NEW DELHI – La visite officielle de dix jours du président Obama en Asie et les réunions consécutives des Sommets de l’Asie Orientale (EAS), du G20 et de la Coopération économique pour l’Asie-Pacifique (APEC) qui ont suivi ont mis en lumière les défis de l’Asie à un moment où les tensions entre une Chine à l’ambition croissante et ses voisins dominent le paysage géopolitique de la région.

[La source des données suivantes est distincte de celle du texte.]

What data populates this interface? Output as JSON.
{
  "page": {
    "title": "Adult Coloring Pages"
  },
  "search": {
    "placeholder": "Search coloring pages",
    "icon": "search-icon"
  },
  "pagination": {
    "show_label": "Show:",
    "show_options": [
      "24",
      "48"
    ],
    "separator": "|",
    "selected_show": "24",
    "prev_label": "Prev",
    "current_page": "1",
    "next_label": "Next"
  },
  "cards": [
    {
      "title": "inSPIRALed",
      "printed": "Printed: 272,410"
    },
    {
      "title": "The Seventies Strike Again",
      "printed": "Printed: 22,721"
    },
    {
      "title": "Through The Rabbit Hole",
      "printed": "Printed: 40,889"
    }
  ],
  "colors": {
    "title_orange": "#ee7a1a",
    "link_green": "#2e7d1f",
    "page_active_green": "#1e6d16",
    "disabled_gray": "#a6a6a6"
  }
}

Il faut remarquer qu’Obama a limité son voyage aux principales démocraties asiatiques – l’Inde, l’Indonésie, le Japon, et la Corée du Sud – qui entourent la Chine et sont essentielles à son ascension. Il aura pourtant passé l’année dernière à faire une cour assidue au gouvernement de Pékin dans l’espoir de faire de la Chine un partenaire global sur les questions allant du changement climatique à la régulation commerciale et financière. La petite phrase du Secrétaire d’état américain James Steinberg à propos de la Chine, « la garantie stratégique », indiquait effectivement l’intention de l’Amérique d’être plus accommodante face aux ambitions chinoises.  

Mais aujourd’hui, cette stratégie partant en miettes, Obama cherche à faire exactement ce que son prédécesseur avait tenté – former une police d’assurance à l’aide de partenaires au cas où le pouvoir croissant de la Chine glisserait vers l’arrogance. Les autres acteurs sur l’échiquier géopolitique asiatique recherchent aussi à redéfinir d’autres équations en tentant de mettre en place des stratégies de réserve, d’équilibre et de suivisme.

L’ascension rapide de l’Asie fait d’elle en outre un point d’appui pour un changement politique global. Les défis et les politiques asiatiques concourent aujourd’hui à développer le paysage économique et sécuritaire international.